El despliegue, coordinado por la Subsecretaría de Movilidad Urbana, arrojó una cifra récord de retenciones y actas de infracción en apenas sesenta minutos. El objetivo es reforzar el cumplimiento de las normas de seguridad vial.
En una jornada marcada por la rigurosidad en los controles viales, la Subsecretaría de Movilidad Urbana llevó adelante un masivo operativo preventivo en el corazón del microcentro de la ciudad. La intervención tuvo como eje central fomentar el uso obligatorio del casco reglamentario y verificar que los conductores de motovehículos circulen bajo las normas de tránsito vigentes.
Coordinación interinstitucional
El procedimiento se destacó por el trabajo articulado entre la Policía Caminera y diversas dependencias municipales.
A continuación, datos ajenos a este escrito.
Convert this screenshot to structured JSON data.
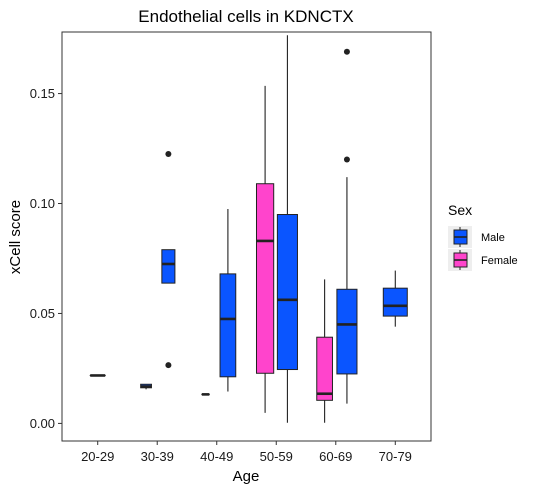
{
  "chart_data": {
    "type": "boxplot",
    "title": "Endothelial cells in KDNCTX",
    "xlabel": "Age",
    "ylabel": "xCell score",
    "categories": [
      "20-29",
      "30-39",
      "40-49",
      "50-59",
      "60-69",
      "70-79"
    ],
    "ylim": [
      -0.008,
      0.178
    ],
    "yticks": [
      0.0,
      0.05,
      0.1,
      0.15
    ],
    "ytick_labels": [
      "0.00",
      "0.05",
      "0.10",
      "0.15"
    ],
    "grid": false,
    "legend": {
      "title": "Sex",
      "position": "right",
      "entries": [
        {
          "key": "male",
          "label": "Male",
          "color": "#0a55ff"
        },
        {
          "key": "female",
          "label": "Female",
          "color": "#ff44cc"
        }
      ]
    },
    "boxes": [
      {
        "category": "20-29",
        "sex": "male",
        "n": 1,
        "lower_whisker": 0.0218,
        "q1": 0.0218,
        "median": 0.0218,
        "q3": 0.0218,
        "upper_whisker": 0.0218,
        "outliers": []
      },
      {
        "category": "30-39",
        "sex": "male",
        "n": 3,
        "lower_whisker": 0.0155,
        "q1": 0.0162,
        "median": 0.0168,
        "q3": 0.0178,
        "upper_whisker": 0.0178,
        "outliers": []
      },
      {
        "category": "30-39",
        "sex": "male",
        "n": 5,
        "lower_whisker": 0.0638,
        "q1": 0.0638,
        "median": 0.0725,
        "q3": 0.079,
        "upper_whisker": 0.079,
        "outliers": [
          0.1225,
          0.0265
        ]
      },
      {
        "category": "40-49",
        "sex": "male",
        "n": 1,
        "lower_whisker": 0.0132,
        "q1": 0.0132,
        "median": 0.0132,
        "q3": 0.0132,
        "upper_whisker": 0.0132,
        "outliers": []
      },
      {
        "category": "40-49",
        "sex": "male",
        "n": 8,
        "lower_whisker": 0.0145,
        "q1": 0.0212,
        "median": 0.0475,
        "q3": 0.068,
        "upper_whisker": 0.0975,
        "outliers": []
      },
      {
        "category": "50-59",
        "sex": "female",
        "n": 10,
        "lower_whisker": 0.0048,
        "q1": 0.0228,
        "median": 0.083,
        "q3": 0.109,
        "upper_whisker": 0.1535,
        "outliers": []
      },
      {
        "category": "50-59",
        "sex": "male",
        "n": 20,
        "lower_whisker": 0.0003,
        "q1": 0.0245,
        "median": 0.0562,
        "q3": 0.095,
        "upper_whisker": 0.1765,
        "outliers": []
      },
      {
        "category": "60-69",
        "sex": "female",
        "n": 8,
        "lower_whisker": 0.0003,
        "q1": 0.0105,
        "median": 0.0135,
        "q3": 0.0392,
        "upper_whisker": 0.0655,
        "outliers": []
      },
      {
        "category": "60-69",
        "sex": "male",
        "n": 20,
        "lower_whisker": 0.009,
        "q1": 0.0225,
        "median": 0.045,
        "q3": 0.061,
        "upper_whisker": 0.112,
        "outliers": [
          0.169,
          0.12
        ]
      },
      {
        "category": "70-79",
        "sex": "male",
        "n": 4,
        "lower_whisker": 0.044,
        "q1": 0.0488,
        "median": 0.0535,
        "q3": 0.0615,
        "upper_whisker": 0.0695,
        "outliers": []
      }
    ]
  }
}
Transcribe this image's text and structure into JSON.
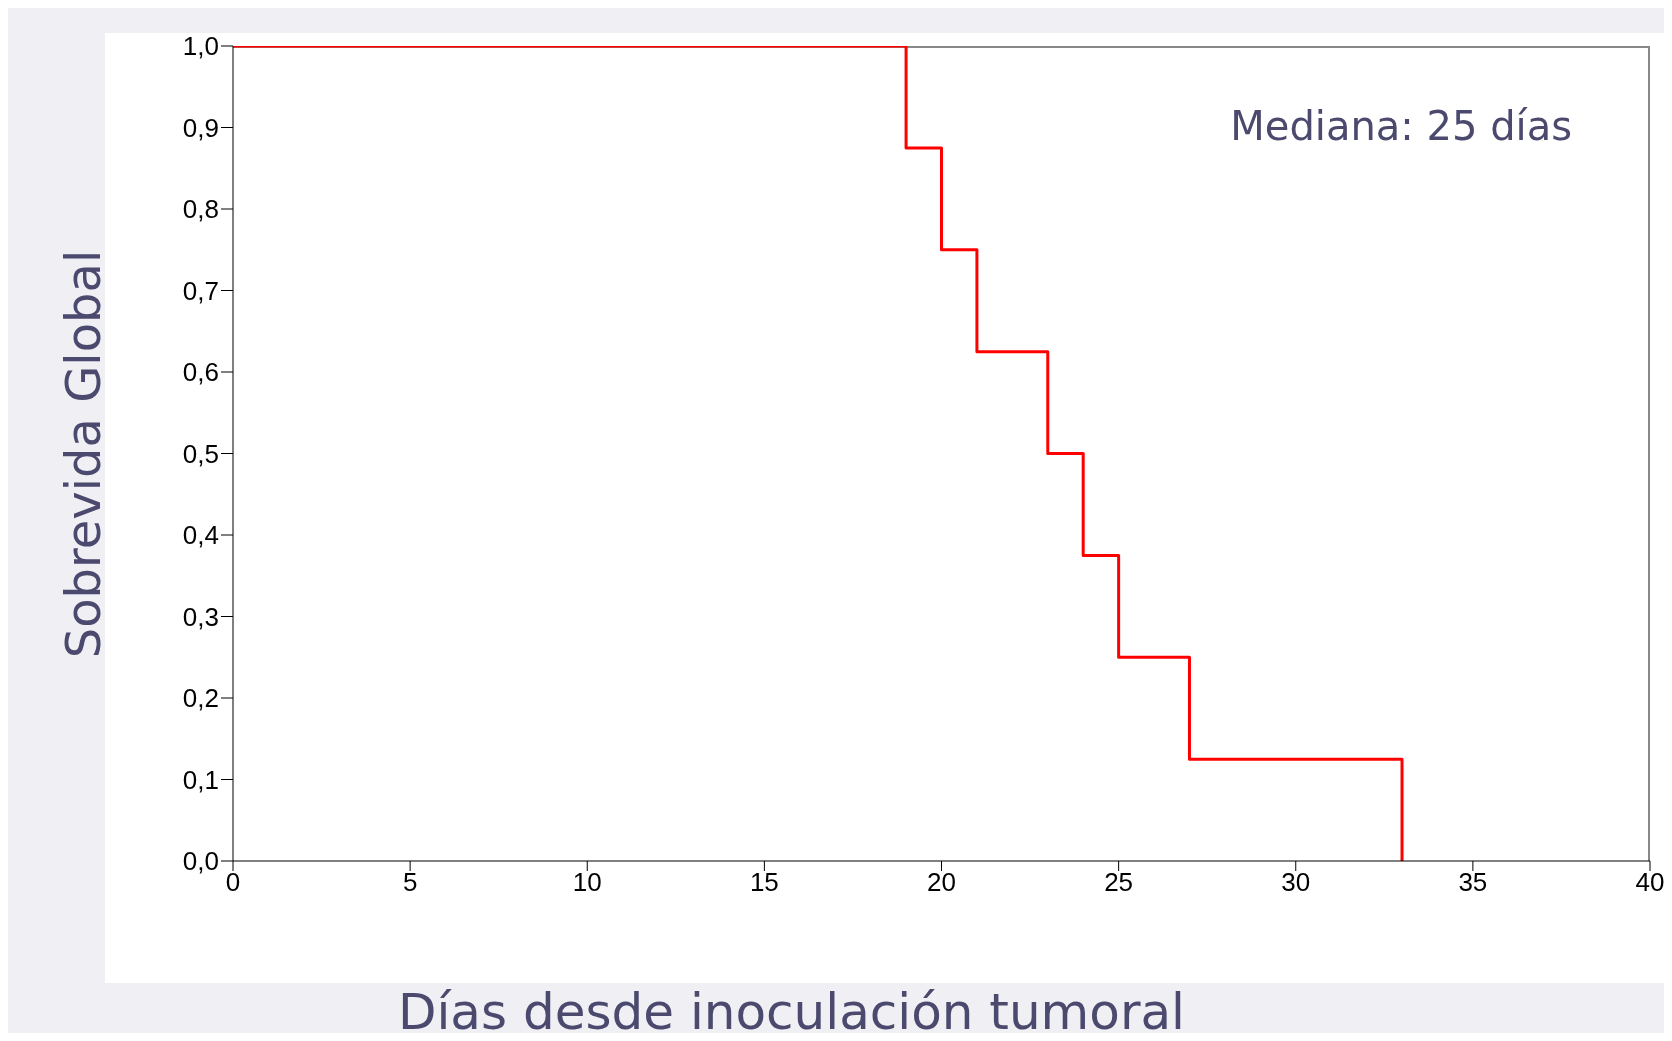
{
  "chart_data": {
    "type": "step",
    "xlabel": "Días desde inoculación tumoral",
    "ylabel": "Sobrevida Global",
    "annotations": [
      "Mediana: 25 días"
    ],
    "x": [
      0,
      19,
      20,
      21,
      23,
      24,
      25,
      27,
      33
    ],
    "series": [
      {
        "color": "#ff0000",
        "values": [
          1,
          0.875,
          0.75,
          0.625,
          0.5,
          0.375,
          0.25,
          0.125,
          0
        ]
      }
    ],
    "xlim": [
      0,
      40
    ],
    "xticks": [
      0,
      5,
      10,
      15,
      20,
      25,
      30,
      35,
      40
    ],
    "ylim": [
      0,
      1
    ],
    "yticks": [
      {
        "value": 0,
        "label": "0,0"
      },
      {
        "value": 0.1,
        "label": "0,1"
      },
      {
        "value": 0.2,
        "label": "0,2"
      },
      {
        "value": 0.3,
        "label": "0,3"
      },
      {
        "value": 0.4,
        "label": "0,4"
      },
      {
        "value": 0.5,
        "label": "0,5"
      },
      {
        "value": 0.6,
        "label": "0,6"
      },
      {
        "value": 0.7,
        "label": "0,7"
      },
      {
        "value": 0.8,
        "label": "0,8"
      },
      {
        "value": 0.9,
        "label": "0,9"
      },
      {
        "value": 1,
        "label": "1,0"
      }
    ],
    "grid": false,
    "legend": false,
    "marker": "none",
    "line_style": "solid"
  }
}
Entre las áreas que participaron del despliegue se encuentran:
- Dirección de Tránsito y Transporte.
- Guardia Comunitaria.
- Personal especializado de Movilidad Urbana.
La magnitud de las infracciones detectadas sorprendió a las propias autoridades por la velocidad con la que se produjeron los secuestros. Según el reporte oficial del operativo:
- 79 motocicletas fueron secuestradas y trasladadas al depósito municipal.
- 312 actas de infracción fueron labradas por diversos incumplimientos.
- El total de estas acciones se concretó en tan solo una hora de control intensivo.
Concientización y sanción
Desde el área de Movilidad Urbana recalcaron que estas medidas no solo buscan sancionar el incumplimiento, sino generar un cambio de conducta en los motociclistas para reducir la gravedad de las lesiones en siniestros viales. El secuestro de las unidades se debió principalmente a la falta de casco, la carencia de documentación obligatoria o deficiencias estructurales en los rodados que ponían en riesgo la seguridad común.
Las autoridades advirtieron que los controles continuarán de manera sorpresiva en diferentes puntos estratégicos de la ciudad.